Bonnie McDonald, president of the nonprofit Landmarks Illinois, suggested a wide array of options, including an avant garde art gallery or a gathering space to show movies or hold lectures.

Would a bar be out of the question? “Not at all. Hey, we love bars in Chicago,” said McDonald, noting that an old prison in Pennsylvania was turned into a brewery.

McDonald said that along with restoring the historic facade of a building, the plan would likely call for preservation of at least one of the operating theaters.

An executive at MB Real Estate Services, the leading developer on the project, did not return a call about the project.

McDonald said she understands why urban explorers do what they do.

“These are fascinating places that have the authenticity that you don’t really see in many modern buildings,” McDonald said. “But they do so at their own risk. Hopefully they are doing everything to keep themselves safe. We do recognize that the owners of these buildings keep them closed to keep everyone safe.”

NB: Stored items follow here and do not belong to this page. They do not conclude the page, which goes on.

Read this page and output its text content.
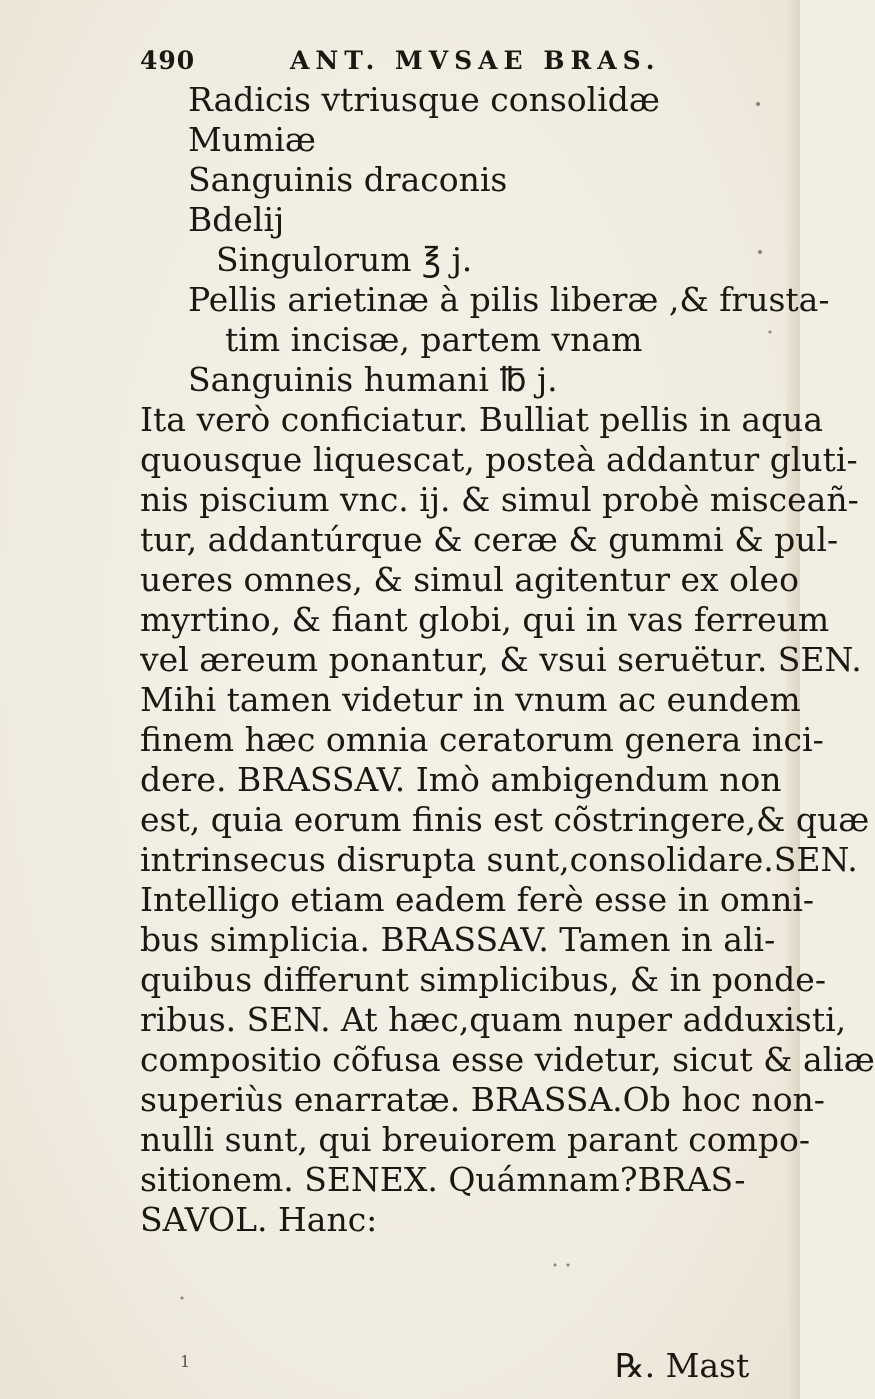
490	ANT. MVSAE BRAS.
Radicis vtriusque consolidæ
Mumiæ
Sanguinis draconis
Bdelij
Singulorum ℥ j.
Pellis arietinæ à pilis liberæ ,& frusta-
tim incisæ, partem vnam
Sanguinis humani ℔ j.
Ita verò conficiatur. Bulliat pellis in aqua
quousque liquescat, posteà addantur gluti-
nis piscium vnc. ij. & simul probè misceañ-
tur, addantúrque & ceræ & gummi & pul-
ueres omnes, & simul agitentur ex oleo
myrtino, & fiant globi, qui in vas ferreum
vel æreum ponantur, & vsui seruëtur. SEN.
Mihi tamen videtur in vnum ac eundem
finem hæc omnia ceratorum genera inci-
dere. BRASSAV. Imò ambigendum non
est, quia eorum finis est cõstringere,& quæ
intrinsecus disrupta sunt,consolidare.SEN.
Intelligo etiam eadem ferè esse in omni-
bus simplicia. BRASSAV. Tamen in ali-
quibus differunt simplicibus, & in ponde-
ribus. SEN. At hæc,quam nuper adduxisti,
compositio cõfusa esse videtur, sicut & aliæ
superiùs enarratæ. BRASSA.Ob hoc non-
nulli sunt, qui breuiorem parant compo-
sitionem. SENEX. Quámnam?BRAS-
SAVOL. Hanc:
1	℞. Mast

Nicolette said he, and other like-minded explorers, have the best intentions.

“A lot of people are pretty secretive with how they got into places because they don’t want graffiti or taggers or metal scrappers to come and ravage the place,” said Nicolette, who was happy to hear that plans to rehab the building were in the works. “We don’t want to add to the decline of the building.”

Their furtive missions occasionally spark cat-and-mouse games with police officers from the Cook County Health and Hospital System, who patrol the area.

Several urban explorers have posted their hospital exploration stories online, including one who bribed a cab driver to let him stick a ladder through the windows of his taxi that was later used to gain pre-dawn access to the building.

“I told him I had a very urgent painting gig to do with my uncle,” the explorer wrote.